The closest representation to the real physical nature of the system. In practical terms, for molecular sciences, this is the coordinates (in some form) and the elements/Z-number at that coordinate. For both QM and MM, this is your molecule. This may include bonding information and unit cell, lattice parameters, etc, as well.

This is the foundation upon which you build the model basis of your calculation.

Driver

What are you looking to calculate: energy, trajectory, some property, ...? We do need to think about our calculations, which are often workflows with multiple steps in one run.
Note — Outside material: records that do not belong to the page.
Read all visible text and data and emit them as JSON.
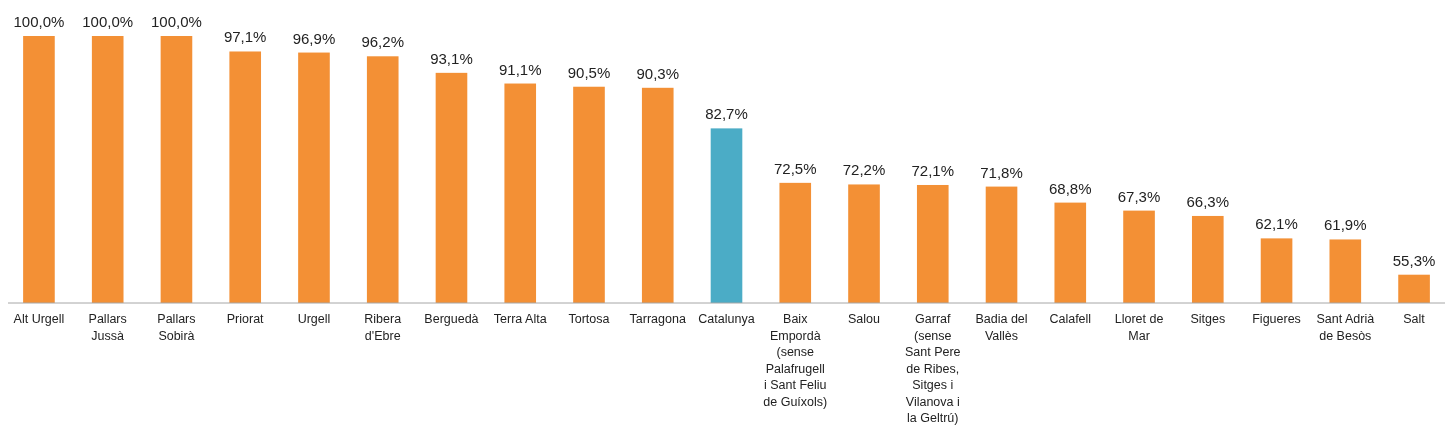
{
  "chart_data": {
    "type": "bar",
    "categories": [
      "Alt Urgell",
      "Pallars Jussà",
      "Pallars Sobirà",
      "Priorat",
      "Urgell",
      "Ribera d'Ebre",
      "Berguedà",
      "Terra Alta",
      "Tortosa",
      "Tarragona",
      "Catalunya",
      "Baix Empordà (sense Palafrugell i Sant Feliu de Guíxols)",
      "Salou",
      "Garraf (sense Sant Pere de Ribes, Sitges i Vilanova i la Geltrú)",
      "Badia del Vallès",
      "Calafell",
      "Lloret de Mar",
      "Sitges",
      "Figueres",
      "Sant Adrià de Besòs",
      "Salt"
    ],
    "values": [
      100.0,
      100.0,
      100.0,
      97.1,
      96.9,
      96.2,
      93.1,
      91.1,
      90.5,
      90.3,
      82.7,
      72.5,
      72.2,
      72.1,
      71.8,
      68.8,
      67.3,
      66.3,
      62.1,
      61.9,
      55.3
    ],
    "value_labels": [
      "100,0%",
      "100,0%",
      "100,0%",
      "97,1%",
      "96,9%",
      "96,2%",
      "93,1%",
      "91,1%",
      "90,5%",
      "90,3%",
      "82,7%",
      "72,5%",
      "72,2%",
      "72,1%",
      "71,8%",
      "68,8%",
      "67,3%",
      "66,3%",
      "62,1%",
      "61,9%",
      "55,3%"
    ],
    "colors": [
      "#f39035",
      "#f39035",
      "#f39035",
      "#f39035",
      "#f39035",
      "#f39035",
      "#f39035",
      "#f39035",
      "#f39035",
      "#f39035",
      "#4bacc6",
      "#f39035",
      "#f39035",
      "#f39035",
      "#f39035",
      "#f39035",
      "#f39035",
      "#f39035",
      "#f39035",
      "#f39035",
      "#f39035"
    ],
    "ylim": [
      50,
      100
    ],
    "tick_labels": "x"
  }
}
Some codes, especially those with Python front-ends can be used to set up complex workflows.

Model

The overall mathematical model we are using for our calculation. Another way to think about this is the largest superset that still obtains roughly the same result. For example, Direct and Disk-based Hartree-Fock at different Schwarz thresholds could be the same "method". However, density-fitted, LinK, or Cholesky-based Hartree-Fock should be separate methods.
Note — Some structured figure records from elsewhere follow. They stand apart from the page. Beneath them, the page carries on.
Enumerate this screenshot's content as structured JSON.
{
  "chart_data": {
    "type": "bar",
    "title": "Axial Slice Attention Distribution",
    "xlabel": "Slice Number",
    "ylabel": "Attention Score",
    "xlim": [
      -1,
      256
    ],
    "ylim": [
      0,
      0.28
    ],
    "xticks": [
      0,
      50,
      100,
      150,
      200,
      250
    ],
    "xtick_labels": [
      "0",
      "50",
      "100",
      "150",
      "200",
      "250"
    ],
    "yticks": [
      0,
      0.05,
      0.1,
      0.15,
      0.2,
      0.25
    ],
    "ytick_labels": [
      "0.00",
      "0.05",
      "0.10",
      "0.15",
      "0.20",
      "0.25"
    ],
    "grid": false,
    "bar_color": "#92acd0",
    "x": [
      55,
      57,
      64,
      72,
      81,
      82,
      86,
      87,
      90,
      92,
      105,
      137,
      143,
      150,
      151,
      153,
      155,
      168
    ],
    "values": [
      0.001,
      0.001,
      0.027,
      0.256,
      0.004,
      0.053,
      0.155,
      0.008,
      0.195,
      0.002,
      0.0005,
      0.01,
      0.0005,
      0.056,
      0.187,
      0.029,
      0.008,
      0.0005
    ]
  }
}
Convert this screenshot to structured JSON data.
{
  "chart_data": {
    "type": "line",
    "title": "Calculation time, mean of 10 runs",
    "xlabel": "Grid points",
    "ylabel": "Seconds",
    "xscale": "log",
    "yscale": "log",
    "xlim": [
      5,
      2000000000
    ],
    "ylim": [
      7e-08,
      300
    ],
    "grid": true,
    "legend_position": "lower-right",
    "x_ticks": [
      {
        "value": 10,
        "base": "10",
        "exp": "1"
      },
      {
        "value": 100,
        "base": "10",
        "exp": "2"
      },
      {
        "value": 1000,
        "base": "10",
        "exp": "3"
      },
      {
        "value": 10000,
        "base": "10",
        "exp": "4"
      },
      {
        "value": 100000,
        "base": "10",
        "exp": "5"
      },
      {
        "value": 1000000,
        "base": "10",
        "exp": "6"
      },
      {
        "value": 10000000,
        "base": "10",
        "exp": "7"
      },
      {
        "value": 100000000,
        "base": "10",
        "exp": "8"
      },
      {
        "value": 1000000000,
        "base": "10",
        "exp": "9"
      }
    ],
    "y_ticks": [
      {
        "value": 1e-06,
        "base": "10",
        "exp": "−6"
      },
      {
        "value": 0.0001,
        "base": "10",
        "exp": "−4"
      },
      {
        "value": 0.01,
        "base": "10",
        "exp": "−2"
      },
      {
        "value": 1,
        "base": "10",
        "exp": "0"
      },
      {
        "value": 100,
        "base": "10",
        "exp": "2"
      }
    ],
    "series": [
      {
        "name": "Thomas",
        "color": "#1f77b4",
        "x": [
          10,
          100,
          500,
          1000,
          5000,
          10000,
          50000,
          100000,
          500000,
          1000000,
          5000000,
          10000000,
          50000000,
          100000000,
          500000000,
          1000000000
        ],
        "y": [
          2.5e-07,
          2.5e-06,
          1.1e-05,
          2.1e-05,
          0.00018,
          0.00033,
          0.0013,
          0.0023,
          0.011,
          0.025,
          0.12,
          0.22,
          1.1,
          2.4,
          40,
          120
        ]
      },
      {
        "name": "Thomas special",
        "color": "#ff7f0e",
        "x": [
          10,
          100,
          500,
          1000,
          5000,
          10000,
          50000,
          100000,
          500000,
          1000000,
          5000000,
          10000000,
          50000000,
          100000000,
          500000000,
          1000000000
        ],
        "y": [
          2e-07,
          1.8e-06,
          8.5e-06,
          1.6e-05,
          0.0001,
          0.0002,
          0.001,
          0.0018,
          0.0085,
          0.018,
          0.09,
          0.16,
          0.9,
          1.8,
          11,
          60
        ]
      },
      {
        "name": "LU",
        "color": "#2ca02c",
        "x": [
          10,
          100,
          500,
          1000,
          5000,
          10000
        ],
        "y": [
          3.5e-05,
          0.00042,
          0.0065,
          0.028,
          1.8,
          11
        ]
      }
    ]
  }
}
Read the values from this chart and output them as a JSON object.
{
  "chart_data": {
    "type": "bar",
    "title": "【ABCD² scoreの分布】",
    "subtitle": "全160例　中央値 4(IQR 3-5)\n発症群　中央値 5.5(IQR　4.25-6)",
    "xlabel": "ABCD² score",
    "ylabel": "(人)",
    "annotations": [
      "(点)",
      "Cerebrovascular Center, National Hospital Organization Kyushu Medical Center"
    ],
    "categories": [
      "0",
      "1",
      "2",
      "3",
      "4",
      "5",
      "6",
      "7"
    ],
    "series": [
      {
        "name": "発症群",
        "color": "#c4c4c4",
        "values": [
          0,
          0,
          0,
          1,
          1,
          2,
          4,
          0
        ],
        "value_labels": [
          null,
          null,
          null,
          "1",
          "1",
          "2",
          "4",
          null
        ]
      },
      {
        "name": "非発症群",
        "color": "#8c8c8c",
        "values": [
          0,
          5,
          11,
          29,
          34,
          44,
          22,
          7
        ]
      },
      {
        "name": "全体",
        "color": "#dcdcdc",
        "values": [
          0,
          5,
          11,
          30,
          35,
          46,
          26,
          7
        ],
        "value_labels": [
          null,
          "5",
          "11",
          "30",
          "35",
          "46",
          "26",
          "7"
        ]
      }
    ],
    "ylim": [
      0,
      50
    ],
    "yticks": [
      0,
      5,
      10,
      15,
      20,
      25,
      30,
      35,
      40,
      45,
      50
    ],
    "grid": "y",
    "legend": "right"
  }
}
In QM, this is the Hamiltonian (HF, DFT, …) combined with the overall basis of the calculation. An example in QM would be HF/STO-3G or B3LYP/6-311G**. Custom basis sets can be handled with custom keywords.
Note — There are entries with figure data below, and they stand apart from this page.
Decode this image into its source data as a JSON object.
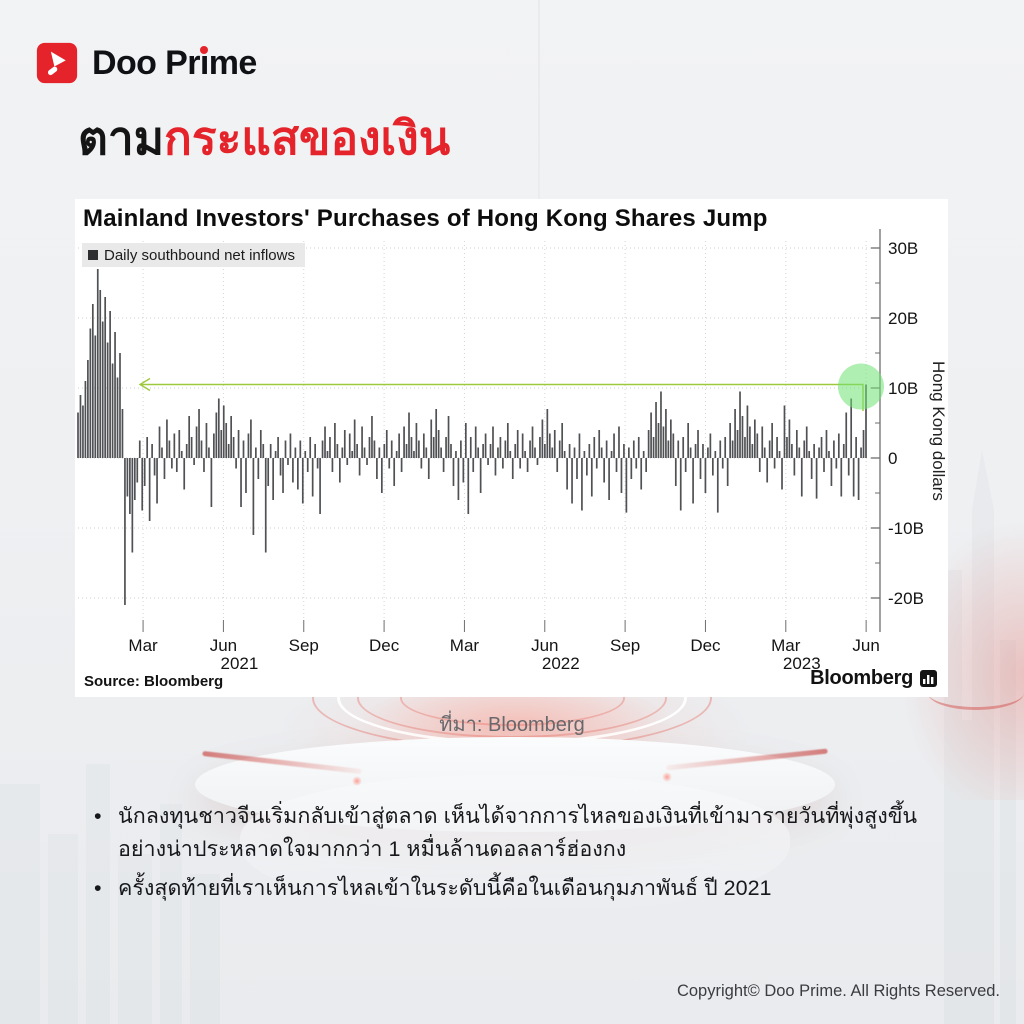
{
  "brand": {
    "logo_text": "Doo Prime",
    "copyright": "Copyright© Doo Prime. All Rights Reserved."
  },
  "title": {
    "black": "ตาม",
    "red": "กระแสของเงิน"
  },
  "caption": "ที่มา: Bloomberg",
  "bullets": [
    "นักลงทุนชาวจีนเริ่มกลับเข้าสู่ตลาด เห็นได้จากการไหลของเงินที่เข้ามารายวันที่พุ่งสูงขึ้นอย่างน่าประหลาดใจมากกว่า 1 หมื่นล้านดอลลาร์ฮ่องกง",
    "ครั้งสุดท้ายที่เราเห็นการไหลเข้าในระดับนี้คือในเดือนกุมภาพันธ์ ปี 2021"
  ],
  "colors": {
    "accent_red": "#e4242a",
    "bar": "#4f5154",
    "arrow_green": "#9fc93c",
    "highlight_green": "#70e273",
    "axis": "#6e6e6e",
    "grid": "#cccccc"
  },
  "chart_data": {
    "type": "bar",
    "title": "Mainland Investors' Purchases of Hong Kong Shares Jump",
    "legend": "Daily southbound net inflows",
    "ylabel": "Hong Kong dollars",
    "source": "Source: Bloomberg",
    "brand": "Bloomberg",
    "unit": "billions of Hong Kong dollars",
    "period": "Daily, Jan 2021 – Jun 2023",
    "ylim": [
      -25,
      31
    ],
    "grid": true,
    "yticks_b": [
      30,
      20,
      10,
      0,
      -10,
      -20
    ],
    "ytick_labels": [
      "30B",
      "20B",
      "10B",
      "0",
      "-10B",
      "-20B"
    ],
    "xticks": [
      {
        "label": "Mar",
        "year": ""
      },
      {
        "label": "Jun",
        "year": "2021"
      },
      {
        "label": "Sep",
        "year": ""
      },
      {
        "label": "Dec",
        "year": ""
      },
      {
        "label": "Mar",
        "year": ""
      },
      {
        "label": "Jun",
        "year": "2022"
      },
      {
        "label": "Sep",
        "year": ""
      },
      {
        "label": "Dec",
        "year": ""
      },
      {
        "label": "Mar",
        "year": "2023"
      },
      {
        "label": "Jun",
        "year": ""
      }
    ],
    "annotation_arrow_level": 10.5,
    "highlight_last_bar": true,
    "values": [
      6.5,
      9,
      7.5,
      11,
      14,
      18.5,
      22,
      17.5,
      27,
      24,
      19.5,
      23,
      16.5,
      21,
      13.5,
      18,
      11.5,
      15,
      7,
      -21,
      -5.5,
      -8,
      -13.5,
      -6,
      -3.5,
      2.5,
      -7.5,
      -4,
      3,
      -9,
      2,
      -2.5,
      -6.5,
      4.5,
      1.5,
      -3,
      5.5,
      2.5,
      -1.5,
      3.5,
      -2,
      4,
      1,
      -4.5,
      2,
      6,
      3,
      -1,
      4.5,
      7,
      2.5,
      -2,
      5,
      1.5,
      -7,
      3.5,
      6.5,
      8.5,
      4,
      7.5,
      5,
      2,
      6,
      3,
      -1.5,
      4,
      -7,
      2.5,
      -5,
      3.5,
      5.5,
      -11,
      1.5,
      -3,
      4,
      2,
      -13.5,
      -4,
      2,
      -6,
      1,
      3,
      -2.5,
      -5,
      2.5,
      -1,
      3.5,
      -3.5,
      1.5,
      -4.5,
      2.5,
      -6.5,
      1,
      -2,
      3,
      -5.5,
      2,
      -1.5,
      -8,
      2.5,
      4.5,
      1,
      3,
      -2,
      5,
      2,
      -3.5,
      1.5,
      4,
      -1,
      3.5,
      1,
      5.5,
      2,
      -2.5,
      4.5,
      1.5,
      -1,
      3,
      6,
      2.5,
      -3,
      1.5,
      -5,
      2,
      4,
      -1.5,
      2.5,
      -4,
      1,
      3.5,
      -2,
      4.5,
      2,
      6.5,
      3,
      1,
      5,
      2.5,
      -1.5,
      3.5,
      1.5,
      -3,
      5.5,
      3,
      7,
      4,
      1.5,
      -2,
      3,
      6,
      2,
      -4,
      1,
      -6,
      2.5,
      -3.5,
      5,
      -8,
      3,
      -2,
      4.5,
      1.5,
      -5,
      2,
      3.5,
      -1,
      2,
      4.5,
      -2.5,
      1.5,
      3,
      -1.5,
      2.5,
      5,
      1,
      -3,
      2,
      4,
      -1.5,
      3.5,
      1,
      -2,
      2.5,
      4.5,
      1.5,
      -1,
      3,
      5.5,
      2,
      7,
      3.5,
      1.5,
      4,
      -2,
      2.5,
      5,
      1,
      -4.5,
      2,
      -6.5,
      1.5,
      -3,
      3.5,
      -7.5,
      1,
      -2.5,
      2,
      -5.5,
      3,
      -1.5,
      4,
      1.5,
      -3.5,
      2.5,
      -6,
      1,
      3.5,
      -2,
      4.5,
      -5,
      2,
      -7.8,
      1.5,
      -3,
      2.5,
      -1.5,
      3,
      -4.5,
      1,
      -2,
      4,
      6.5,
      3,
      8,
      5,
      9.5,
      4.5,
      7,
      2.5,
      5.5,
      3.5,
      -4,
      2.5,
      -7.5,
      3,
      -2,
      5,
      1.5,
      -6.5,
      2,
      4,
      -3,
      2,
      -5,
      1.5,
      3.5,
      -2.5,
      1,
      -7.8,
      2.5,
      -1.5,
      3,
      -4,
      5,
      2.5,
      7,
      4,
      9.5,
      6,
      3,
      7.5,
      4.5,
      2,
      5.5,
      3.5,
      -2,
      4.5,
      1.5,
      -3.5,
      2.5,
      5,
      -1.5,
      3,
      1,
      -4.5,
      7.5,
      3,
      5.5,
      2,
      -2.5,
      4,
      1.5,
      -5.5,
      2.5,
      4.5,
      1,
      -3,
      2,
      -5.8,
      1.5,
      3,
      -2,
      4,
      1,
      -4,
      2.5,
      -1.5,
      3.5,
      -5.5,
      2,
      6.5,
      -2.5,
      8.5,
      -5.5,
      3,
      -6,
      1.5,
      4,
      10.5
    ]
  }
}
DGAS Note: Some pushback in combining the model and basis together.

Parameters:

Various tunable parameters for the calculation. These vary widely, depending on the basis and model chemistry. This may come in three tiers of importance:

  • Ancillary - Specific to a given program, does not effect the results
  • Tuning Parameters - Slightly adjust the method and could change the output value slightly (algorithm tweaks, convergence settings, etc)
  • Elemental Parameters - Parameters that greatly effect the energy (orbital spaces in CAS, ?)

Output Components

  • Repeat of input components
  • Driver return - Return of the requested driver (energy/gradient/etc)
  • Ancillary return - Other properties/values constructed as by products of the computation)
  • Provenance - Code, computer, user information, actual settings used by the code (lots of defaults when not specified, that do change over code versions, and are different between codes).
  • Raw Output - If requested, the canonical domain specific ASCII output
  • Skipped Input Fields - If the input allows pass through of other fields print the skipped ones
  • Timing information
  • Errors - If the computation failed the raised error should go here.